O britânico Roger Crowley defende seu país, reconhecendo que toda colonização significa “violência, saque e opressão”, mas que “o domínio dos belgas no Congo foi pior do que o do Império Britânico na Índia”. Para concluir, o professor De Rojas assinala o motivo real pelo qual Colombo acabou no sábado jogado em um caminhão: “Ele foi retirado pelo que representa, mais do que pelo que realmente fez”. Enquanto Jursich lamenta que “ninguém ganha ocultando os fatos problemáticos do passando eliminando-os da vista pública”.

Com informação de Jacinto Antón, Francesco Manetto, Margot Molina, Pablo Ximénez de Sandoval, Pablo Ferri e Peio H. Riaño.

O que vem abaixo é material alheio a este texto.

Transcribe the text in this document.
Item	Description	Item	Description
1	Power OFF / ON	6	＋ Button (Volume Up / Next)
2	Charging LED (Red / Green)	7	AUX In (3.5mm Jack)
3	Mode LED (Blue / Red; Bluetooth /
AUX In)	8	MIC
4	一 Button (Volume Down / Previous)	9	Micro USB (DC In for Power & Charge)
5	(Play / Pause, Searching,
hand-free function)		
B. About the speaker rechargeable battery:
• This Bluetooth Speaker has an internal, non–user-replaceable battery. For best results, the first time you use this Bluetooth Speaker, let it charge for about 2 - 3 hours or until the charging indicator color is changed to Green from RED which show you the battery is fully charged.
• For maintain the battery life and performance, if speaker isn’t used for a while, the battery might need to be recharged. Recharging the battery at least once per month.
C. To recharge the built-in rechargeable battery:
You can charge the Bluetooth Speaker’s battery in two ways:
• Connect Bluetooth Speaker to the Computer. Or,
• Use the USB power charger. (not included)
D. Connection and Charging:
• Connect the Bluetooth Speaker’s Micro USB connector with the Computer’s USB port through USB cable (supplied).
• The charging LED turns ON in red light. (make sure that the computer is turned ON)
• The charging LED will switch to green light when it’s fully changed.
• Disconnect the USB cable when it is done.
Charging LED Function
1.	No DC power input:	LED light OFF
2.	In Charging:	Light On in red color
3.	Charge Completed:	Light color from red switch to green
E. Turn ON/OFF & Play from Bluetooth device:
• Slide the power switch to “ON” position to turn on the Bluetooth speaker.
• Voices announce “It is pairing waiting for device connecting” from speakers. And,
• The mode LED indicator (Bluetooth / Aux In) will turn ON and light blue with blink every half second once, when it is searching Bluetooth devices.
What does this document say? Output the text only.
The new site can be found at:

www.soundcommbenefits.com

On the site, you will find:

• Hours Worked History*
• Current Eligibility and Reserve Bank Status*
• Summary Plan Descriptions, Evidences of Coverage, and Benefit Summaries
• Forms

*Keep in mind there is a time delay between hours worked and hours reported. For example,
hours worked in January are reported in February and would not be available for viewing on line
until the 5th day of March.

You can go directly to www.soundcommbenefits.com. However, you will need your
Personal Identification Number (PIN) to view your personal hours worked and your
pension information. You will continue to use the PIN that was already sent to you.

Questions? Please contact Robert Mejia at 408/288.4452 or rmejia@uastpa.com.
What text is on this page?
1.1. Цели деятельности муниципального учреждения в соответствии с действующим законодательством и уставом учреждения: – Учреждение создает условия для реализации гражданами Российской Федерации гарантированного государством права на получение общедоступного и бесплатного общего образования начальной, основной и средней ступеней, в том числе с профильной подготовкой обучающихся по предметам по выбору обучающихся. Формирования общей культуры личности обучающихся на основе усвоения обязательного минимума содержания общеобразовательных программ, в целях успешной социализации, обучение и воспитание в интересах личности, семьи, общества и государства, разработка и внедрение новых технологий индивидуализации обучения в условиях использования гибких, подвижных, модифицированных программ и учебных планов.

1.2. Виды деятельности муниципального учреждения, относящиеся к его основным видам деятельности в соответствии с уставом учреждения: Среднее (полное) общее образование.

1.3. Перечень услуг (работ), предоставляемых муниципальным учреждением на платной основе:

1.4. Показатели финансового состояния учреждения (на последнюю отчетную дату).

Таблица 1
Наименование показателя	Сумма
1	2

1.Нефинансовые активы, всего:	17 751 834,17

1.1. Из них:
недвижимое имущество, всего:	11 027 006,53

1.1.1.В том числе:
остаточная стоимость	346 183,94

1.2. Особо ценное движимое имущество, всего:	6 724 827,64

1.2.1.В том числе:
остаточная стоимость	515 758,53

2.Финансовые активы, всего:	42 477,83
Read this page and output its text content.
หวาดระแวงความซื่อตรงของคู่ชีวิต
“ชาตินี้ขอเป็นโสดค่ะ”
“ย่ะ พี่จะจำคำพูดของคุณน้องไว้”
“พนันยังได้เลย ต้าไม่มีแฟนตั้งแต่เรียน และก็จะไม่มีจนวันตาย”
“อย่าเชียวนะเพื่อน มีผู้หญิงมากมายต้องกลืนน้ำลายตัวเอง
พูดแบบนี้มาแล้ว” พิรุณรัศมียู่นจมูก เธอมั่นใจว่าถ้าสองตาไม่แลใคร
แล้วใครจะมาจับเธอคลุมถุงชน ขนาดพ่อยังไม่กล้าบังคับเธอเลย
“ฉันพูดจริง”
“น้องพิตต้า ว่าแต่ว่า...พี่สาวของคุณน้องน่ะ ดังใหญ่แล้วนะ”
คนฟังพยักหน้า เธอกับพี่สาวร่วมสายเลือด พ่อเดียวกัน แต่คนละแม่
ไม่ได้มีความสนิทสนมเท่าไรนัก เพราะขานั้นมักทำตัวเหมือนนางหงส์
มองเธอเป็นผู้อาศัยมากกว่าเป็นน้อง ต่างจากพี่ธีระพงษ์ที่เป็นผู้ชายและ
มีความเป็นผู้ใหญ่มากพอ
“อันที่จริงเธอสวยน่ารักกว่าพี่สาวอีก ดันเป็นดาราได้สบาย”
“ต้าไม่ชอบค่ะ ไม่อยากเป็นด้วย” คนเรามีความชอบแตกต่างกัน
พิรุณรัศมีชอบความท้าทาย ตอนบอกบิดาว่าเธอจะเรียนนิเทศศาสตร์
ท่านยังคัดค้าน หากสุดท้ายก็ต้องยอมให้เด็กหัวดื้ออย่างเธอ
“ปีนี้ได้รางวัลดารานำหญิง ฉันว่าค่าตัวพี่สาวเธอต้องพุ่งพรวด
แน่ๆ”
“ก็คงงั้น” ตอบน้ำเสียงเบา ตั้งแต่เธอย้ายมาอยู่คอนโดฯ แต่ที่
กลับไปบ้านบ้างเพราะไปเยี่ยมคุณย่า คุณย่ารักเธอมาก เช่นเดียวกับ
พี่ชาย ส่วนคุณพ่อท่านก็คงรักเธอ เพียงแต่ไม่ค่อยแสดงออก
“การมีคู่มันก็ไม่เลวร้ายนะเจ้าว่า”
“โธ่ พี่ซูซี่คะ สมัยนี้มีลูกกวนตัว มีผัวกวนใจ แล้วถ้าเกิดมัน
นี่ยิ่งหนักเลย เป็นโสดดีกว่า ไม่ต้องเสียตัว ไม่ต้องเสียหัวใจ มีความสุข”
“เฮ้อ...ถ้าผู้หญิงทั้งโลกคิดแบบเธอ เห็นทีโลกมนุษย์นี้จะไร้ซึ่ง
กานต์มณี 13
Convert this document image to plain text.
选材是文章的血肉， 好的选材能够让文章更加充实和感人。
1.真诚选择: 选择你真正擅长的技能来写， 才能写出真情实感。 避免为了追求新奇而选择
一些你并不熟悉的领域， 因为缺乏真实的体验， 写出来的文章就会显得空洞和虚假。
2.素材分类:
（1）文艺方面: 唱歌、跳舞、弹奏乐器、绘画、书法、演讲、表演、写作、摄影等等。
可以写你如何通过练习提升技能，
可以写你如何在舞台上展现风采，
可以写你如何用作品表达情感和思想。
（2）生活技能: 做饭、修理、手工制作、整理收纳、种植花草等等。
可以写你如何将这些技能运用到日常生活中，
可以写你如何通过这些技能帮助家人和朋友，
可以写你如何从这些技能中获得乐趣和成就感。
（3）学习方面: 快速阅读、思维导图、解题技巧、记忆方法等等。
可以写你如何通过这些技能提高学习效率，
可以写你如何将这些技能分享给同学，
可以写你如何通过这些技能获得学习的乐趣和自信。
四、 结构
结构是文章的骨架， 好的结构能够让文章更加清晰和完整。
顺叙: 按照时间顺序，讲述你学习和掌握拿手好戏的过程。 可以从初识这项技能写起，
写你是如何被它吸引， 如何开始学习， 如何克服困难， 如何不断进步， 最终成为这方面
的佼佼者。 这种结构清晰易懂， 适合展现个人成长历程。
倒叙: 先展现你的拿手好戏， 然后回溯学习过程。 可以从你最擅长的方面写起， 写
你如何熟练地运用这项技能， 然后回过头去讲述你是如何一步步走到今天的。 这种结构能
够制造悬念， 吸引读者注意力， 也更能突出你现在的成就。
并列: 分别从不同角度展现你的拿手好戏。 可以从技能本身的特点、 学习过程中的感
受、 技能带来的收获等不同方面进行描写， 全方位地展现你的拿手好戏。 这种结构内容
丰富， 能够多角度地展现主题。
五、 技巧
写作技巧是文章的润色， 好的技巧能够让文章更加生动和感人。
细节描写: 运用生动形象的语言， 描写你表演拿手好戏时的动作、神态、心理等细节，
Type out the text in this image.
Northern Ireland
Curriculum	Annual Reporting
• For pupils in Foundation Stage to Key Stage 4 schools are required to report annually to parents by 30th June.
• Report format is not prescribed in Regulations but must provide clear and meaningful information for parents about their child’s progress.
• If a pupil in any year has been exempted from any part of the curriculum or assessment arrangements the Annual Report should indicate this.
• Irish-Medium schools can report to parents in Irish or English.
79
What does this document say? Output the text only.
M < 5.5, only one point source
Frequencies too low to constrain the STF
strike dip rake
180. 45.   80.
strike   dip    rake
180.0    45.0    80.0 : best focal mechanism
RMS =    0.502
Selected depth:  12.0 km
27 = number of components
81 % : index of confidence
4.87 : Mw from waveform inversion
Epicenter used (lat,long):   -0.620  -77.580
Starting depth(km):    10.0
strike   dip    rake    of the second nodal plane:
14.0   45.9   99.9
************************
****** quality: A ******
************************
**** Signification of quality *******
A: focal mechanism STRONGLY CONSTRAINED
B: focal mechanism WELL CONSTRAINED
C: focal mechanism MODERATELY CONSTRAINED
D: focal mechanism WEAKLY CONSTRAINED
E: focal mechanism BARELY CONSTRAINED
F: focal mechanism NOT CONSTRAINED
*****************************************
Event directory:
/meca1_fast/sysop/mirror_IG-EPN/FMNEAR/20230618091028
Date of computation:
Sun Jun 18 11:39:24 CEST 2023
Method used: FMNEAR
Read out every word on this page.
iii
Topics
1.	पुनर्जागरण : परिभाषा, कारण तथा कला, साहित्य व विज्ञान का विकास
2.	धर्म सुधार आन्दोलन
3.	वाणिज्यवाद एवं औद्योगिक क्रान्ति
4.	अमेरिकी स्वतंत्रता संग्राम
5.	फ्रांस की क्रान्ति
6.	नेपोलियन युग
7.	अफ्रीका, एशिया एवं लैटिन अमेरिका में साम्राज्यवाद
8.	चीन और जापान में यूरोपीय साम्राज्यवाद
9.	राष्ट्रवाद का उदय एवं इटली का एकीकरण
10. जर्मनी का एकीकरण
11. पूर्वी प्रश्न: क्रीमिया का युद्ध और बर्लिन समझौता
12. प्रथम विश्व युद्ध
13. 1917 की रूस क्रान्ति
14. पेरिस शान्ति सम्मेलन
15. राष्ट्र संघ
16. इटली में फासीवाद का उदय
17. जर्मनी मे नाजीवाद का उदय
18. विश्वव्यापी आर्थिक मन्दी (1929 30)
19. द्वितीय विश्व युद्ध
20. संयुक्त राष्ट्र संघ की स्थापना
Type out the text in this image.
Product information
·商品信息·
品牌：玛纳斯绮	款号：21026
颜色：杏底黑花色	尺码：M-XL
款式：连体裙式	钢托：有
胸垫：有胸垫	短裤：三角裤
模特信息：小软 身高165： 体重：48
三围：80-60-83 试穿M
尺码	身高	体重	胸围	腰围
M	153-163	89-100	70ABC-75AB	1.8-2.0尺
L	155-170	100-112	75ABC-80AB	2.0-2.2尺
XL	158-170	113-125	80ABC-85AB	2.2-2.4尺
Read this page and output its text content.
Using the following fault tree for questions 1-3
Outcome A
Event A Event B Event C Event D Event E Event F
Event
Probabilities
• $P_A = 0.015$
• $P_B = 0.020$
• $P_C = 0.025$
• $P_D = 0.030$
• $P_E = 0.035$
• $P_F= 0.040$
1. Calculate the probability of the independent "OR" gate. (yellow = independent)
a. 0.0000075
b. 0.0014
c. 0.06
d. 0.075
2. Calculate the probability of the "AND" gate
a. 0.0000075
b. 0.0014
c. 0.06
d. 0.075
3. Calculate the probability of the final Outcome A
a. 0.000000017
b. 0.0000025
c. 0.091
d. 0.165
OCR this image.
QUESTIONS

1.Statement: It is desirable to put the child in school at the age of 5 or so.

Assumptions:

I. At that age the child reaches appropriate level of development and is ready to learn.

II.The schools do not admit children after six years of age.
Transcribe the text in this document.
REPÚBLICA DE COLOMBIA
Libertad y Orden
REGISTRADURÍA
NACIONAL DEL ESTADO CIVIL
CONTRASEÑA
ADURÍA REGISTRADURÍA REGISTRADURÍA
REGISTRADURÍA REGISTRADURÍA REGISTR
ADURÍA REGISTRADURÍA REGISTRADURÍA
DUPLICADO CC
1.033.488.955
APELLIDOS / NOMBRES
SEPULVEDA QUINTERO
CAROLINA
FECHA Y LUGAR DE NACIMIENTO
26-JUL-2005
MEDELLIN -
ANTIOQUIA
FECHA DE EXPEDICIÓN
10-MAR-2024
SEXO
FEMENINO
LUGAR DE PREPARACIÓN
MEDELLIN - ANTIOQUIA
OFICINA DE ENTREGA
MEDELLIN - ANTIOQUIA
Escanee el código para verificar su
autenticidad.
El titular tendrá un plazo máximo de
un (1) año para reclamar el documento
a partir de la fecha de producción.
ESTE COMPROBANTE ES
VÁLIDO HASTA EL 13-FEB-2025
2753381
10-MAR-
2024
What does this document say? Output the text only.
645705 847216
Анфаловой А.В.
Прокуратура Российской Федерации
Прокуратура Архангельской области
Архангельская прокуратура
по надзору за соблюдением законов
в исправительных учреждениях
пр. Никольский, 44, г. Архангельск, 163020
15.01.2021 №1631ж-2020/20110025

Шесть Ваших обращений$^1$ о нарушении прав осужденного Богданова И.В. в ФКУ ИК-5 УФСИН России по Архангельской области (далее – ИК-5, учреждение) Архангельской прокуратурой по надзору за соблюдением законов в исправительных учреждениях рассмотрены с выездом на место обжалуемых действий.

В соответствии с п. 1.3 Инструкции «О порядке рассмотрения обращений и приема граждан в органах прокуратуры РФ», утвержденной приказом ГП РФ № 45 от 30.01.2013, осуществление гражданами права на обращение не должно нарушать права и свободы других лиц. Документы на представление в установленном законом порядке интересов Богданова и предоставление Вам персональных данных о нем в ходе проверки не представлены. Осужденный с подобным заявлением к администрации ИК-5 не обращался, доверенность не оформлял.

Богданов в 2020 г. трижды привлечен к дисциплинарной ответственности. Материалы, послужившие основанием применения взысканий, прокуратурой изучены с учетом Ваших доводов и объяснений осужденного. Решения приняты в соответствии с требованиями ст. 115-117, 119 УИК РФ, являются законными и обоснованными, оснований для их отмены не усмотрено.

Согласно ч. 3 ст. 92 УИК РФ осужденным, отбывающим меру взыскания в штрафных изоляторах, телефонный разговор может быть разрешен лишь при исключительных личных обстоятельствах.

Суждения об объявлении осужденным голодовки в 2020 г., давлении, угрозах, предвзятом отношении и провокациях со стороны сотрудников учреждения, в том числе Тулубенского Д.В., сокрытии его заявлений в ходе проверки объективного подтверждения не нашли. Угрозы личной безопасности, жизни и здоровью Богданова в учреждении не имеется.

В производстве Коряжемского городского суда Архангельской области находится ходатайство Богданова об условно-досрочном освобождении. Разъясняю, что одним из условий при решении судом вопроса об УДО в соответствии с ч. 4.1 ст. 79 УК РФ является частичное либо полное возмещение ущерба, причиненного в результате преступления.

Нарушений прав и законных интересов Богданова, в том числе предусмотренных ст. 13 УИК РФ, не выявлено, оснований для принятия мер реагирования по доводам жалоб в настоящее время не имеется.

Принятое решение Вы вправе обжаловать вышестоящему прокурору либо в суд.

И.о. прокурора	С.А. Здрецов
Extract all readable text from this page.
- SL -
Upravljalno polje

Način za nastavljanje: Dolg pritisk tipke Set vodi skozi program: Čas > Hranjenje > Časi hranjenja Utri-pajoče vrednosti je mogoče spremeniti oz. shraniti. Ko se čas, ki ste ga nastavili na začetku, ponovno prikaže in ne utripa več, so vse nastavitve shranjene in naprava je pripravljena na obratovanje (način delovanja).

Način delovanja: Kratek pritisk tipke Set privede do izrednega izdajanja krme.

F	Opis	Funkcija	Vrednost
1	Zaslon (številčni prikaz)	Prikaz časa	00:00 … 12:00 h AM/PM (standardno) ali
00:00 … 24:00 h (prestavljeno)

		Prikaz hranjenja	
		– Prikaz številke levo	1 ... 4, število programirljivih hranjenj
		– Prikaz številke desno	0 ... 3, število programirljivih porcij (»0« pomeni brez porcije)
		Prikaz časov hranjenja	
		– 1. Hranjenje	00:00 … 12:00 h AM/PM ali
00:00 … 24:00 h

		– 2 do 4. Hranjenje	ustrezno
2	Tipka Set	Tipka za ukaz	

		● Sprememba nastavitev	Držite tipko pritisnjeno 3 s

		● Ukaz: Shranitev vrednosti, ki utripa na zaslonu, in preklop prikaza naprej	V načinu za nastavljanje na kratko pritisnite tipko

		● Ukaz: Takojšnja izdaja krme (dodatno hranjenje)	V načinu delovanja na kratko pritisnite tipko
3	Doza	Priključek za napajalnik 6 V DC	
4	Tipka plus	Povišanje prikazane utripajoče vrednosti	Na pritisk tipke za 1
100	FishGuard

Do 'Columbus Day' ao Dia dos Indígenas

Foram políticos de ascendência italiana os que, no final do século XIX, "implantaram o Columbus Day" em numerosas cidades dos Estados Unidos, diz Consuelo Varela, historiadora que escreveu mais de trinta livros relacionados ao descobrimento e sobre o almirante, como Cristóvão Colombo. Textos e Documentos completos (Editora Alianza, 1982). Os movimentos indigenistas há anos protestam contra essa efeméride que, desde 1937, é comemorada na segunda-feira da segunda semana de outubro. Em Los Angeles, esses grupos, liderados pelo vereador Mitch O'Farrell, descendente de uma tribo de Oklahoma, forçaram a mudança da festa no ano passado para Dia dos Povos Indígenas, Aborígenes e Nativos. Sua última conquista foi a retirada da estátua de Colombo de um parque do centro de Los Angeles.